As manifestações do insólito, em Fuentes, inserem a transgressão de uma perspectiva temporal pré-concebida e, dessa forma, no âmbito da diegese, o tempo será simultâneo, fragmentado, expandido ou cíclico compondo o que David Roas postulou como “la perversión fantástica del tiempo” (ROAS, 2012). A novela Aura (1962), narrativa fantástica exemplar de Carlos Fuentes, se sustenta inteiramente pelas imagens do insólito inter-relacionadas à transgressão da temporalidade cronológica. A trama, que se desenvolve a partir da suspeita de que as duas personagens principais do relato, a jovem Aura e a anciã Consuelo, são na verdade uma só pessoa configura a imagem de que uma existência de simulacro pode existir em um tempo/espaço real. O insólito não se limita a esse conflito, ele se amplia gradativamente pois, ao fim, desvenda-se para os leitores o mistério de outras existências duplicadas ainda que separadas temporalmente, os personagens Felipe Montero e General Llorente. Esse relato de mistérios e enganos, ao utilizar o foco narrativo na 2ª pessoa (tu), imprime um tom premonitório, por meio do anúncio de um futuro sempre eminente e, nesse sentido, provoca uma aproximação do ponto de vista dos leitores, que passam a perceber-se como sujeitos partícipes dos eventos insólitos narrados, aprisionados na temporalidade cíclica da narrativa.

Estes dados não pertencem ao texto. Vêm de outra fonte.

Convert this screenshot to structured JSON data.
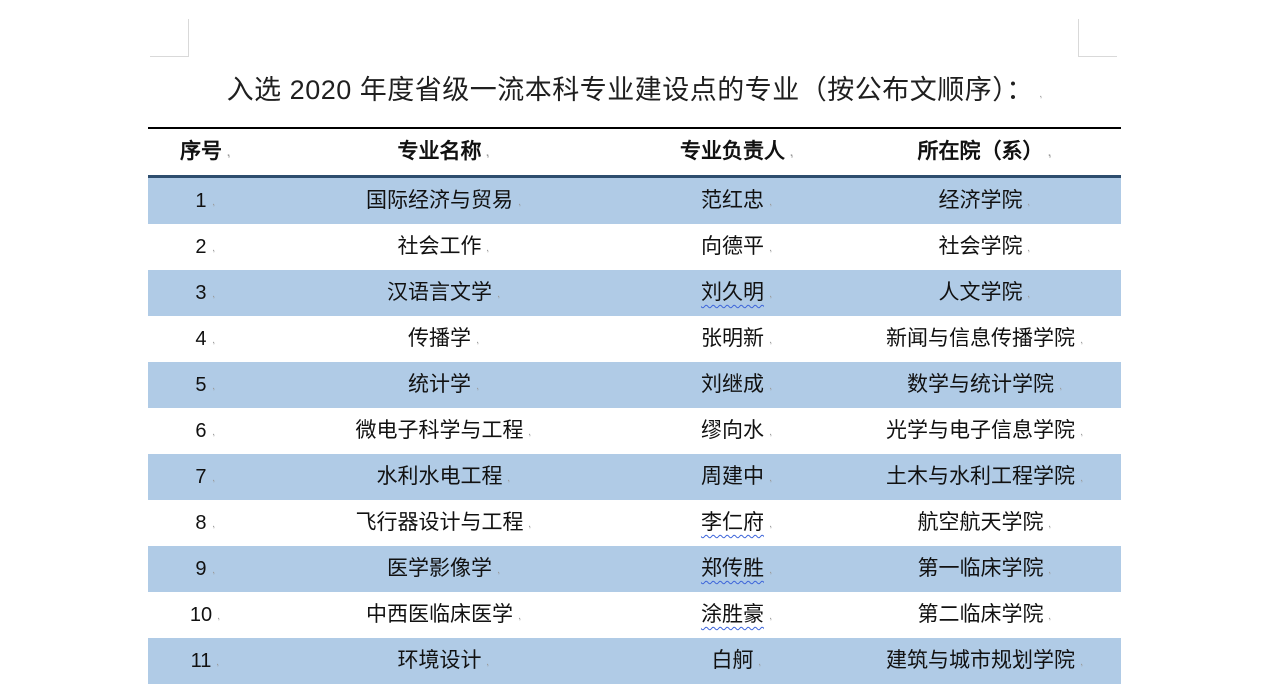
{
  "page": {
    "title": "入选 2020 年度省级一流本科专业建设点的专业（按公布文顺序）："
  },
  "table": {
    "headers": [
      "序号",
      "专业名称",
      "专业负责人",
      "所在院（系）"
    ],
    "rows": [
      {
        "no": "1",
        "major": "国际经济与贸易",
        "leader": "范红忠",
        "college": "经济学院",
        "wavy": false
      },
      {
        "no": "2",
        "major": "社会工作",
        "leader": "向德平",
        "college": "社会学院",
        "wavy": false
      },
      {
        "no": "3",
        "major": "汉语言文学",
        "leader": "刘久明",
        "college": "人文学院",
        "wavy": true
      },
      {
        "no": "4",
        "major": "传播学",
        "leader": "张明新",
        "college": "新闻与信息传播学院",
        "wavy": false
      },
      {
        "no": "5",
        "major": "统计学",
        "leader": "刘继成",
        "college": "数学与统计学院",
        "wavy": false
      },
      {
        "no": "6",
        "major": "微电子科学与工程",
        "leader": "缪向水",
        "college": "光学与电子信息学院",
        "wavy": false
      },
      {
        "no": "7",
        "major": "水利水电工程",
        "leader": "周建中",
        "college": "土木与水利工程学院",
        "wavy": false
      },
      {
        "no": "8",
        "major": "飞行器设计与工程",
        "leader": "李仁府",
        "college": "航空航天学院",
        "wavy": true
      },
      {
        "no": "9",
        "major": "医学影像学",
        "leader": "郑传胜",
        "college": "第一临床学院",
        "wavy": true
      },
      {
        "no": "10",
        "major": "中西医临床医学",
        "leader": "涂胜豪",
        "college": "第二临床学院",
        "wavy": true
      },
      {
        "no": "11",
        "major": "环境设计",
        "leader": "白舸",
        "college": "建筑与城市规划学院",
        "wavy": false
      }
    ]
  },
  "colors": {
    "row_highlight": "#B0CBE6",
    "header_rule": "#2E4E6E",
    "wavy_underline": "#3B63D9",
    "table_top_border": "#000000"
  }
}
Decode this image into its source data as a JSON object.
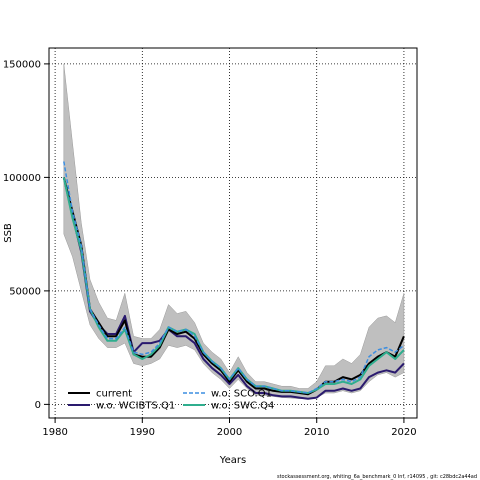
{
  "chart_data": {
    "type": "line",
    "title": "",
    "xlabel": "Years",
    "ylabel": "SSB",
    "xlim": [
      1979.3,
      2021.5
    ],
    "ylim": [
      -6000,
      157000
    ],
    "xticks": [
      1980,
      1990,
      2000,
      2010,
      2020
    ],
    "yticks": [
      0,
      50000,
      100000,
      150000
    ],
    "ytick_labels": [
      "0",
      "50000",
      "100000",
      "150000"
    ],
    "grid": true,
    "legend_position": "bottom-left",
    "caption": "stockassessment.org, whiting_6a_benchmark_0 Inf, r14095 , git: c28bdc2a44ad",
    "x": [
      1981,
      1982,
      1983,
      1984,
      1985,
      1986,
      1987,
      1988,
      1989,
      1990,
      1991,
      1992,
      1993,
      1994,
      1995,
      1996,
      1997,
      1998,
      1999,
      2000,
      2001,
      2002,
      2003,
      2004,
      2005,
      2006,
      2007,
      2008,
      2009,
      2010,
      2011,
      2012,
      2013,
      2014,
      2015,
      2016,
      2017,
      2018,
      2019,
      2020
    ],
    "confidence_band": {
      "name": "",
      "color": "#bfbfbf",
      "upper": [
        150000,
        115000,
        80000,
        55000,
        45000,
        38000,
        37000,
        49000,
        30000,
        29000,
        29000,
        33000,
        44000,
        40000,
        41000,
        36000,
        27000,
        23000,
        20000,
        14000,
        21000,
        14000,
        10000,
        10000,
        9000,
        8000,
        8000,
        7000,
        7000,
        10000,
        17000,
        17000,
        20000,
        18000,
        22000,
        34000,
        38000,
        39000,
        36000,
        49000
      ],
      "lower": [
        75000,
        65000,
        50000,
        35000,
        29000,
        25000,
        25000,
        27000,
        18000,
        17000,
        18000,
        20000,
        26000,
        25000,
        26000,
        24000,
        18000,
        14000,
        11000,
        7000,
        11000,
        7000,
        4000,
        4000,
        3500,
        3000,
        2800,
        2500,
        2500,
        3000,
        5000,
        5000,
        6000,
        5000,
        6000,
        10000,
        13000,
        14000,
        12000,
        14000
      ]
    },
    "series": [
      {
        "name": "current",
        "color": "#000000",
        "dash": "",
        "width": 2,
        "values": [
          100000,
          85000,
          70000,
          42000,
          36000,
          30000,
          30000,
          37000,
          22000,
          21000,
          21000,
          25000,
          33000,
          31000,
          32000,
          29000,
          22000,
          18000,
          15000,
          10000,
          15000,
          10000,
          7000,
          7000,
          6000,
          5500,
          5500,
          5000,
          4500,
          6500,
          10000,
          10000,
          12000,
          11000,
          13000,
          18000,
          21000,
          23000,
          21000,
          30000
        ]
      },
      {
        "name": "w.o. WCIBTS.Q1",
        "color": "#2a1a6e",
        "dash": "",
        "width": 2,
        "values": [
          100000,
          83000,
          67000,
          41000,
          35000,
          31000,
          31000,
          39000,
          23000,
          27000,
          27000,
          28000,
          33000,
          30000,
          30000,
          27000,
          20000,
          16000,
          13000,
          9000,
          13000,
          8000,
          5000,
          5000,
          4000,
          3500,
          3500,
          3000,
          2500,
          3000,
          6000,
          6000,
          7000,
          6000,
          7000,
          12000,
          14000,
          15000,
          14000,
          18000
        ]
      },
      {
        "name": "w.o. SCO.Q1",
        "color": "#3c8ee0",
        "dash": "4,2",
        "width": 1.5,
        "values": [
          107000,
          85000,
          70000,
          42000,
          35000,
          29000,
          29000,
          34000,
          23000,
          22000,
          23000,
          27000,
          34000,
          32000,
          33000,
          30000,
          23000,
          19000,
          16000,
          11000,
          16000,
          11000,
          8000,
          8000,
          7000,
          6000,
          6000,
          5500,
          5000,
          7000,
          10000,
          10000,
          11000,
          10000,
          12000,
          21000,
          24000,
          25000,
          23000,
          26000
        ]
      },
      {
        "name": "w.o. SWC.Q4",
        "color": "#2fae8e",
        "dash": "",
        "width": 2,
        "values": [
          100000,
          82000,
          68000,
          42000,
          34000,
          28000,
          28000,
          33000,
          22000,
          20000,
          22000,
          26000,
          34000,
          32000,
          33000,
          31000,
          23000,
          19000,
          16000,
          11000,
          16000,
          11000,
          8000,
          8000,
          7000,
          6000,
          6000,
          5500,
          5000,
          6500,
          9000,
          9000,
          10000,
          9000,
          11000,
          17000,
          20000,
          23000,
          20000,
          24000
        ]
      }
    ]
  }
}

A obra do escritor mexicano Carlos Fuentes tem sido hábil na explicitação dos mecanismos de sobrevivência e até mesmo de resistência cultural presentes no continente latino-americano e, desta forma, tem conseguido refletir sobre uma multiplicidade cultural e temporal. Diferentes personagens de seus romances e contos compõem uma amplitude cultural marcada pelos eixos da diacronia histórica, logo, tornam-se ícones representativos da profusão de temporalidades que perpassa o cotidiano do sujeito latino-americano. Assim, para compreender os tempos do passado, do presente e do futuro, que convivem em uma relação simbiótica, Fuentes criou pelas imagens do insólito ficcional um imaginário literário, que parte de um pressuposto crítico tantas vezes destacados em suas entrevistas e ensaios. Segundo Fuentes em seu livro de ensaios Tiempo mexicano, “la coexistencia de todos los niveles históricos en México es solo el signo externo de una decisión subconsciente de esta tierra y esa gente: todo tiempo debe ser mantenido. ¿Por qué? Porque ningún tiempo mexicano se ha cumplido aún” (FUENTES, 1971, p. 10)

REFERÊNCIAS

FUENTES, Carlos. Tiempo mexicano. México: Joaquín Mortiz, 1971.
ROAS, David. Cronologías alteradas: la perversión fantástica del tiempo. In: GARCIA, Flavio e BATALHA, Maria Cristina (Orgs). Vertentes teóricas e ficcionais do insólito. Rio de Janeiro: Ed. Caetés, 2012.

BIBLIOGRAFIA COMPLEMENTAR

DURÁN, Gloria. La magia y las brujas en la obra de Carlos Fuentes. México: UNAM, 1976.
FUENTES, Carlos. Aura. México: Era, 1962.
FUENTES, Carlos. Constancia y otras novelas para vírgenes. México: FCE, 1991.
FUENTES, Carlos. Una familia lejana. México: Ed. Era, 1991.
GIACOMAN, Helmy F (Ed). Homenaje a Carlos Fuentes: variaciones interpretativas en torno a su obra. New York: Las Américas, 1971.
ORDIZ, Francisco Javier. El mito en la narrativa de Carlos Fuentes. León: Universidade de León, 1987.
TREVISAN, Ana Lúcia. O espelho fragmentado de Carlos Fuentes: Literatura e História em Terra Nostra. São Paulo: Editora Mackenzie, 2008.